Regardless of whether the contested statements are hearsay, the motion to strike is denied. In preliminary injunction proceedings, courts often accept hearsay and other inadmissible evidence when to do so will prevent irreparable harm. Flynt Distributing Co. v. Harvey, 734 F.2d 1389, 1394 (9th Cir. 1984). Such evidence may be considered when, "weighing all the attendant factors, including the need for expedition, [the] type of evidence [is] appropriate given the character and objectives of the proceeding." Asseo v. Pan American Grain Co., 805 F.2d 23, 26 (1st Cir. 1986). Not surprisingly, preliminary injunction "is customarily granted on the basis of procedures that are less formal and evidence that is less complete than in a trial on the merits." Univ. of Tex. v. Camenisch, 451 U.S. 390, 395 (1981). See also Fed.R.Civ.P. 65(a)(2) (suggesting not all evidence considered in the preliminary injunction context "would be admissible upon the trial on the merits").

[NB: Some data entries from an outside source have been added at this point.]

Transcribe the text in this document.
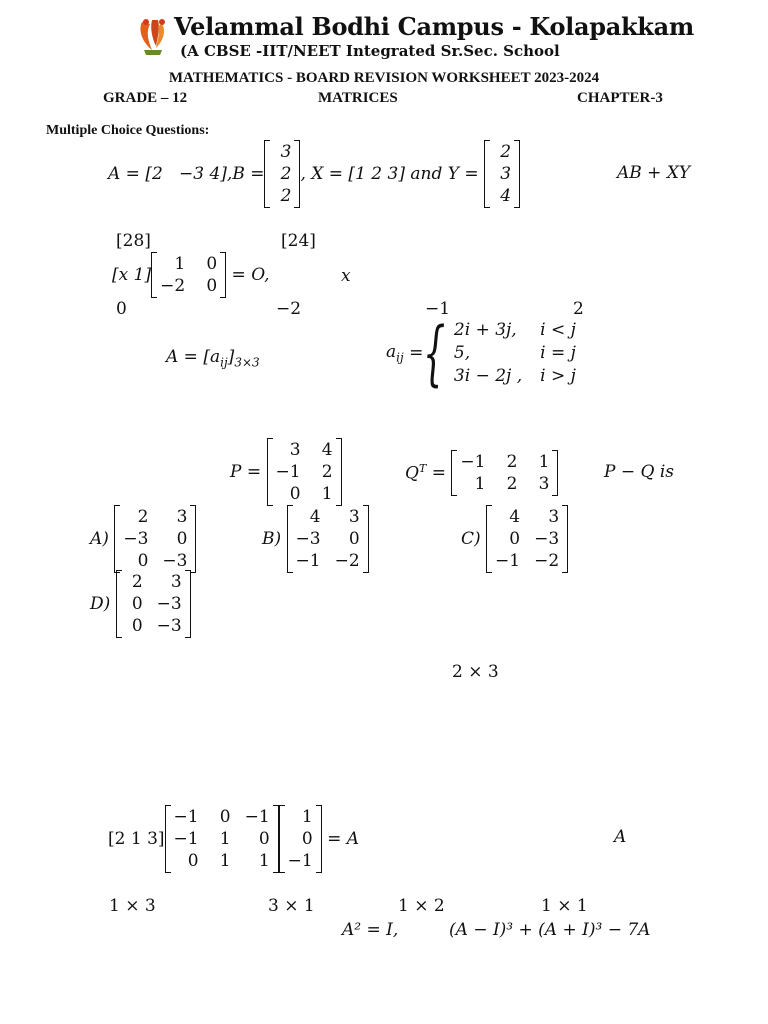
Velammal Bodhi Campus - Kolapakkam
(A CBSE -IIT/NEET Integrated Sr.Sec. School
MATHEMATICS - BOARD REVISION WORKSHEET 2023-2024
GRADE – 12	MATRICES	CHAPTER-3
Multiple Choice Questions:
A = [2
−3 4], B =
3
2
2
, X = [1 2 3]
and Y =

2
3
4
AB + XY
[28]	[24]
[x 1]
1	0
−2	0

= O,	x
0	−2	−1	2
$A = [a_{ij}]_{3\times 3}$
$a_{ij}$
= { 2i + 3j,	i < j
5,	i = j
3i − 2j , i > j
P =

3	4
−1	2
0	1
$Q^T$
=

−1	2	1
1	2	3
P − Q is
A)

2	3
−3	0
0 −3
B)

4	3
−3	0
−1 −2
C)

4	3
0 −3
−1 −2
D)

2	3
0 −3
0 −3
2 × 3
[2 1 3]
−1	0 −1
−1	1	0
0	1	1
1
0
−1

= A	A
1 × 3	3 × 1	1 × 2	1 × 1
A² = I,	(A − I)³ + (A + I)³ − 7A
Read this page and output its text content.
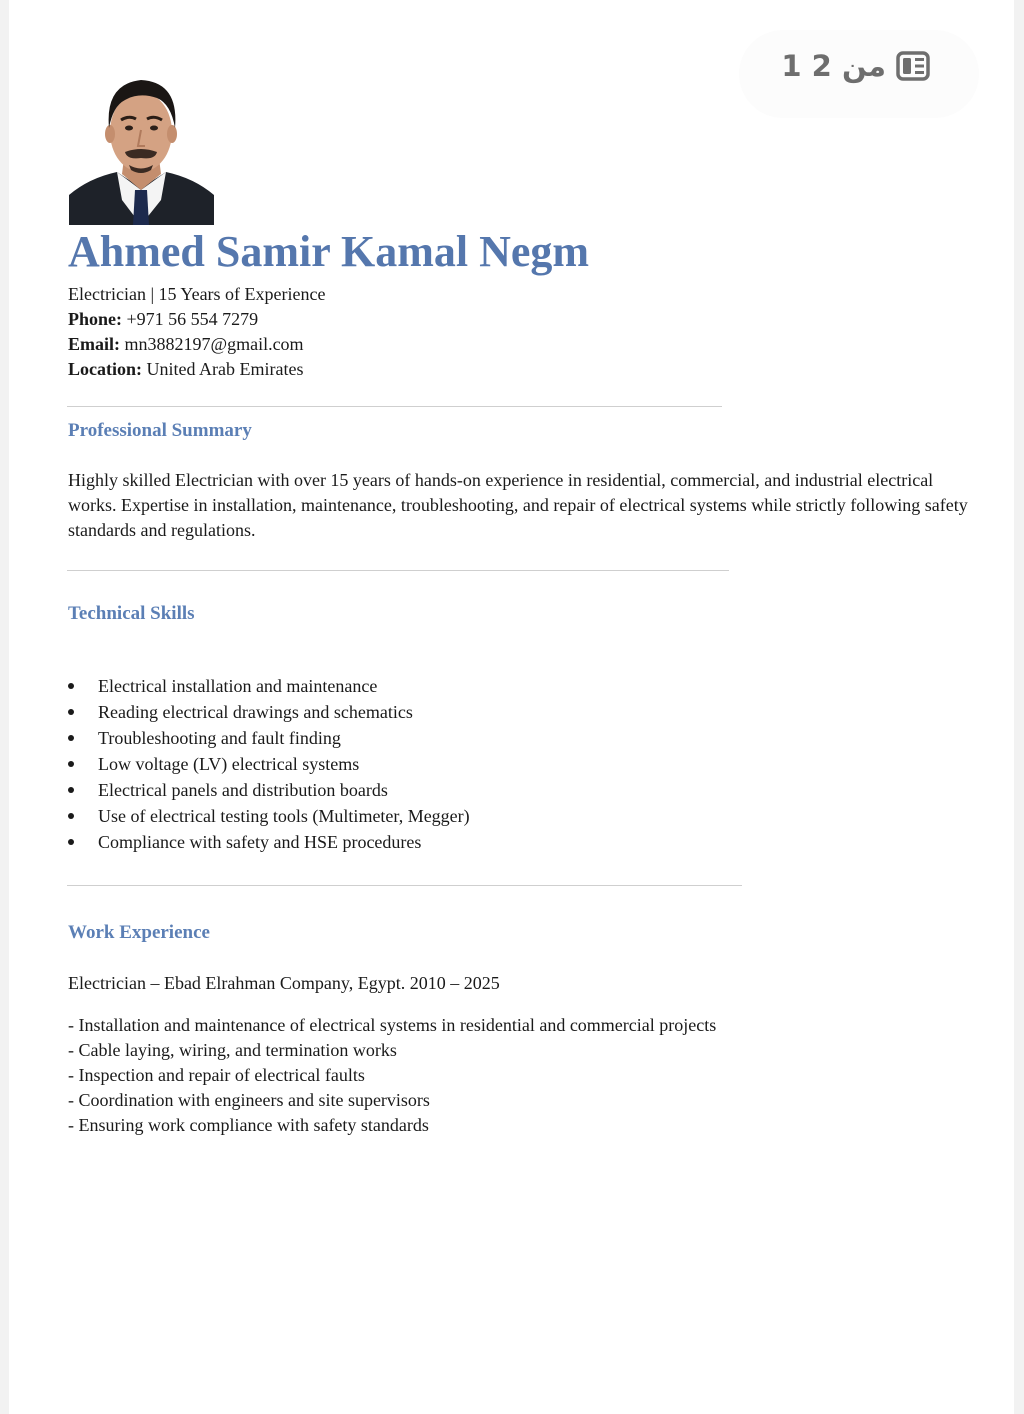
1 من 2
Ahmed Samir Kamal Negm
Electrician | 15 Years of Experience
Phone: +971 56 554 7279
Email: mn3882197@gmail.com
Location: United Arab Emirates
Professional Summary

Highly skilled Electrician with over 15 years of hands-on experience in residential, commercial, and industrial electrical works. Expertise in installation, maintenance, troubleshooting, and repair of electrical systems while strictly following safety standards and regulations.

Technical Skills
Electrical installation and maintenance
Reading electrical drawings and schematics
Troubleshooting and fault finding
Low voltage (LV) electrical systems
Electrical panels and distribution boards
Use of electrical testing tools (Multimeter, Megger)
Compliance with safety and HSE procedures
Work Experience
Electrician – Ebad Elrahman Company, Egypt. 2010 – 2025
- Installation and maintenance of electrical systems in residential and commercial projects
- Cable laying, wiring, and termination works
- Inspection and repair of electrical faults
- Coordination with engineers and site supervisors
- Ensuring work compliance with safety standards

In this case, the questioned evidence comes in the form of declarative statements by Aviara Farms' principal and consistent supporting documentation (including photos of labeled boxes and various correspondence to Aviara Farms from Finca). Given the expeditious and complex nature of this proceeding, the declarative evidence has been considered by the court.

IV. Conclusion

For the reasons set forth above, the court hereby GRANTS Plaintiffs' request for a preliminary injunction as against Defendants Finca, Schumaker, and RS International, and DENIES without prejudice the request as against all other defendants. The court therefore ORDERS: AS TO DEFENDANT AGROPECUARIA LA FINCA S.P.R. de S.R. ("Finca"):

1) Defendant Finca, its agents, subsidiaries, successors, assignees, principals, associates, employees, attorneys and persons acting in concert with it, are hereby restrained from engaging in, committing, or performing, directly or indirectly, any or all of the following acts, until further court order: transferring, transporting, assigning or selling any produce grown by Finca and shipped to the United States to any party other than Aviara Farms for distribution within the United States.

2) Defendant Finca, its agents, subsidiaries, successors, assignees, principals, associates, employees, attorneys and persons acting in concert with it, are ordered and instructed to turn over all produce grown by Finca to Aviara Farms for distribution and sale within the United States.


1) Defendants Richard Schumaker and RS International, their agents, subsidiaries, successors, assignees, principals, associates, employees, attorneys and persons acting in concert with them, are restrained from engaging in, committing, or performing, directly or indirectly, any or all of the following acts, until further court order: receiving, distributing, selling, transferring or assigning any produce grown by Finca.*fn3

The court further ORDERS:

1) This Preliminary Injunction shall remain in effect until further order of the court.

2) Plaintiffs shall post a security deposit with this court in the amount of $50,000 before 5:00 p.m. on February 4, 2009.

3) Plaintiffs shall serve Defendants with a copy of this order, and Plaintiffs' ex parte application and supporting papers, to the extent such service has not already been effected.

4) This Preliminary Injunction shall be binding upon the parties to this action and all other persons or entities who receive actual notice of this order by personal service or other acceptable means of service.